The protagonist is Ian Cormac the young boy and Cormac the soldier in training. The book starts with a flashback to young Ian alone with his mother in the desert. That’s where he sees the scorpion-shaped old war drone for the first time. The story focuses mainly on a selection of mission made by young Cormac with flashbacks to his youth.
Neal Asher is a British science fiction author living in Essex. I am most familiar with and love the now six Agent Cormac novels in the Polity universe. He has also written the Splatterjay Trilogy and a number of standalone novels and short stories in the same universe that I am keen on reading (expected summer reading 2010).
The world Neal Asher paints is the Polity where humanity has spread hundreds of light years ruled by benign artificial intelligences (AIs). Instead of evolving into something in-comprehensive by humans the AI:s choose to stay with their creators.
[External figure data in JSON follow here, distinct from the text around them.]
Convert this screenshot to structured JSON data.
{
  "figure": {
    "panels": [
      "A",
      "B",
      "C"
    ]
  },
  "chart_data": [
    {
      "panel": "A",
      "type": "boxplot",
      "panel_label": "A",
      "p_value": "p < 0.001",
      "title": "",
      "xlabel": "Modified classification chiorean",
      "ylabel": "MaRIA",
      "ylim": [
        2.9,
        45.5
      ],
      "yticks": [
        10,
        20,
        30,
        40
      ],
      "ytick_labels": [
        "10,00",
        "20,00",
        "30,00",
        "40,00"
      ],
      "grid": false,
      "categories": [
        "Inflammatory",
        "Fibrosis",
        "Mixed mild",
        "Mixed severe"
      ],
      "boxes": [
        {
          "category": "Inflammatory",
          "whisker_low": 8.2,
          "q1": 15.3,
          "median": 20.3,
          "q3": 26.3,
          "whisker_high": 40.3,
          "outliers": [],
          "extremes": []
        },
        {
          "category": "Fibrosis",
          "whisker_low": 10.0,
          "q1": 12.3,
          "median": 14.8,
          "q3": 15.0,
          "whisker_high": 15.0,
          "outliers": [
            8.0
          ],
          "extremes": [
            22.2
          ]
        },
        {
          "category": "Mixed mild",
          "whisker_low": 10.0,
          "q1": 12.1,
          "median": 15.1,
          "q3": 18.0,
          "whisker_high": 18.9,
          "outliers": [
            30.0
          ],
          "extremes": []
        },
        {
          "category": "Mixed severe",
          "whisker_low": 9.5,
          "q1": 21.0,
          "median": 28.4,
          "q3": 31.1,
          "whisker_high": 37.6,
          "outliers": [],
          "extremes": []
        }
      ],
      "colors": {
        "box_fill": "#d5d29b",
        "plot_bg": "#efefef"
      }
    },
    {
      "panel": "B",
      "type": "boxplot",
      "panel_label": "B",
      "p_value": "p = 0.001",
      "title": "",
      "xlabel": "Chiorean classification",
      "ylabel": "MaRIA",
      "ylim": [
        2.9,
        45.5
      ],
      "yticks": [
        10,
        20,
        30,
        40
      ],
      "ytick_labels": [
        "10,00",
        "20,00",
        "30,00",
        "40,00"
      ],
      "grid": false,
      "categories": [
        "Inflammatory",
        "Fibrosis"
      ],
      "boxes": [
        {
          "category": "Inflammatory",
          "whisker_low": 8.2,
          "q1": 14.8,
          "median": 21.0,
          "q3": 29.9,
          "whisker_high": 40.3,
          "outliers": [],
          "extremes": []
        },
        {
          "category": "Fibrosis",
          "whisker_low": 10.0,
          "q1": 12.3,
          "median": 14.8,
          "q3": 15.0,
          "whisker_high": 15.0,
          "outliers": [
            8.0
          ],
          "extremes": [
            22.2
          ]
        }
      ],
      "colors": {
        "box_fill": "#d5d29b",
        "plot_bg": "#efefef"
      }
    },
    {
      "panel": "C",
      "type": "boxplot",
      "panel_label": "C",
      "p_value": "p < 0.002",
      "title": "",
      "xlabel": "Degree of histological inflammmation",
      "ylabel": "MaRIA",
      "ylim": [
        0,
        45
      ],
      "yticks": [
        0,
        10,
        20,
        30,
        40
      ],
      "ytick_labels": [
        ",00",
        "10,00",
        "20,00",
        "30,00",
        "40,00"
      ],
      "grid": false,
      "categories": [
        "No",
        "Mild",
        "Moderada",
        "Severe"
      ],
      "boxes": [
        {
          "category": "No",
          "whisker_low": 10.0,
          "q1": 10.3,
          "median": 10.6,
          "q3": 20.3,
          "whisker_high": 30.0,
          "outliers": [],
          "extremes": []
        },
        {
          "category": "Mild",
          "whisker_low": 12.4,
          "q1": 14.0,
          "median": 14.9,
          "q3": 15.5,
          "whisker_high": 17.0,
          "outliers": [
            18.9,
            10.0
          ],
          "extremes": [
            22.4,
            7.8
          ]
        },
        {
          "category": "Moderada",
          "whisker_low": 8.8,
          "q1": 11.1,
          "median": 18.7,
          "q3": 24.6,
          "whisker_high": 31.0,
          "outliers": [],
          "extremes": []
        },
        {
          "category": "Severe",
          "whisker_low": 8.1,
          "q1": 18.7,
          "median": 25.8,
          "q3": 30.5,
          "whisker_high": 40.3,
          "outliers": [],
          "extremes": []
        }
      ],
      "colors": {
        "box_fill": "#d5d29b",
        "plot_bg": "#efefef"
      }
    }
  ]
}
There are some post human features in there mind-upload into golem bodies, nano technology, body enhancments, computer-brain interfaces, sentient spaceships and much much more.
One thing that sets Neal Asher apart from the usual Space Opera is the complex and well thought out future society he created. It is complex and believable.
Young Cormac has to find his way as a soldier on the war thorn planet Hagren where he first experience the Separatists as they tries to sneak into the crashed Prador warship to steal warheads. Faced with both the Separatists and surviving Prador crew Cormac has to make some hard decisions and learn just how far he is prepared to go. Fighting your own people is not what he expected.
The big mystery is the war drone, where is it from, what do it want?
The other thing that sets Neal apart is the characterization. Neal is a wizard with characters, a new character comes to life in a few paragraphs and they all makes sense and add their part to the story.
The main character Ian Cormac, or Cormac as he prefers is easy to love, but he is a complex character with many dimensions. He deeply contemplates the choices he makes and feels bad about the hard ones he has to make but he comes through with determination and adaptability. He and the other characters grow and take on new roles.
The questions the characters ponder are also high quality. In this novel Neal ponders moral questions about being a parent and protecting your child as well as many of the questions a soldier has to ask himself when he stands against his own. Many of those questions are current today, the technologies exist today but they are used on soldiers returning from war and they are just as controversial now.
The Shadow of the Scorpion is an excellent introduction to Agent Cormac and the Polity universe. It takes on some deeply moral issues as well as being a fast paced science fiction story with aliens, rebels and sentient war machines. It works as a standalone novel and gives great background if you are already into the Cormac series.